If we had that many deer that they could hold a strip of barley from maturing a person could probably walk across the field on their backs. Talking seriously, I'm impressed with the amount of feeding that deer do at my place on ripe oats. March oats ripen in mid-June and our deer strip all the heads off in the next 2 months. Ripe standing oats are similar to radishes in that deer need a few years to learn to eat them, they hit them harder every year.
For us, oats are a swiss army knife go-to spring crop for many reasons; cheap seed, withstands frost for early planting, grows in poor soil, quick germination, erosion control, disease resistant, allopathic to keep grass down, early spring deer food, midsummer seed head deer food when it's too hot for some crops, soil builder, double crops well with no-till June soybeans, grows well in established clover if seeded early before the clover has ground cover, straw provides drought resistance for next crop, provides an excellent stand of straw for a brassica throw n mow in August.
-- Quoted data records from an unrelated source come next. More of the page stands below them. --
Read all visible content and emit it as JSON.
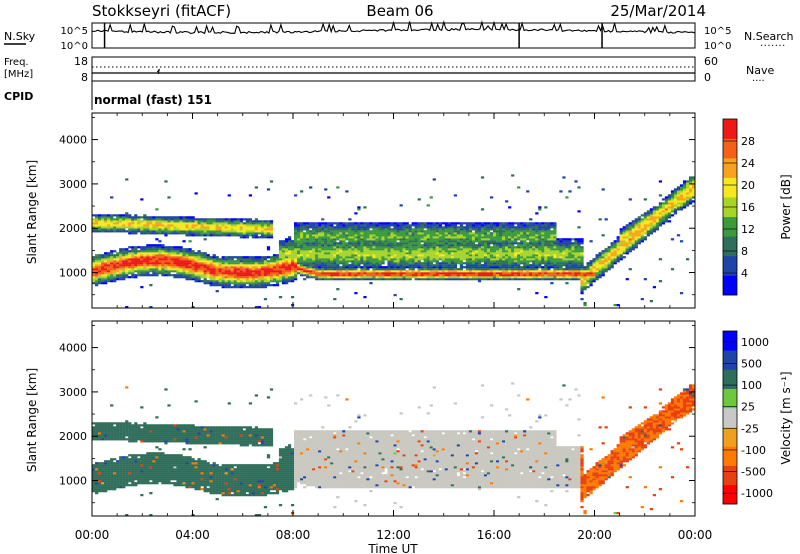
{
  "header": {
    "station": "Stokkseyri (fitACF)",
    "beam": "Beam 06",
    "date": "25/Mar/2014"
  },
  "panels": {
    "nsky": {
      "left_label": "N.Sky",
      "left_ticks": [
        "10^5",
        "10^0"
      ],
      "right_ticks": [
        "10^5",
        "10^0"
      ],
      "right_label": "N.Search",
      "right_dots": "......."
    },
    "freq": {
      "left_label_1": "Freq.",
      "left_label_2": "[MHz]",
      "left_ticks": [
        "18",
        "8"
      ],
      "right_ticks": [
        "60",
        "0"
      ],
      "right_label": "Nave",
      "right_dots": "...."
    },
    "cpid": {
      "label": "CPID",
      "value": "normal (fast) 151"
    }
  },
  "colors": {
    "power_scale": [
      "#0000ff",
      "#1f44a8",
      "#2f6e5a",
      "#3a9a3c",
      "#a8d42a",
      "#f6e81f",
      "#f8a31d",
      "#f4601a",
      "#ee1818"
    ],
    "velocity_scale": [
      "#0000ff",
      "#1f44a8",
      "#2f6e5a",
      "#6ec83e",
      "#c8c8c8",
      "#f0a020",
      "#ff7a00",
      "#e84010",
      "#ff0000"
    ],
    "ground_scatter": "#c8c8c0"
  },
  "chart_data": [
    {
      "type": "heatmap",
      "name": "power",
      "ylabel": "Slant Range [km]",
      "y_ticks": [
        "1000",
        "2000",
        "3000",
        "4000"
      ],
      "ylim": [
        200,
        4600
      ],
      "colorbar_label": "Power [dB]",
      "colorbar_ticks": [
        "4",
        "8",
        "12",
        "16",
        "20",
        "24",
        "28"
      ],
      "colorbar_range": [
        0,
        32
      ]
    },
    {
      "type": "heatmap",
      "name": "velocity",
      "ylabel": "Slant Range [km]",
      "y_ticks": [
        "1000",
        "2000",
        "3000",
        "4000"
      ],
      "ylim": [
        200,
        4600
      ],
      "colorbar_label": "Velocity [m s⁻¹]",
      "colorbar_ticks": [
        "1000",
        "500",
        "100",
        "25",
        "-25",
        "-100",
        "-500",
        "-1000"
      ],
      "x_ticks": [
        "00:00",
        "04:00",
        "08:00",
        "12:00",
        "16:00",
        "20:00",
        "00:00"
      ],
      "xlabel": "Time UT"
    }
  ]
}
That's over a dozen reasons why we plant early spring oats in just about every field that we have. The only fields we don't seed in early spring oats are the fields that already have a growing crop of carryover rye and wheat from the fall before.
However, with not much growing in the fields, and residue on the ground from fall crops, a drill is an important part of this early oats planting for us. I never tried broadcasting grain seeds this early in the spring, I'm not sure how that would work.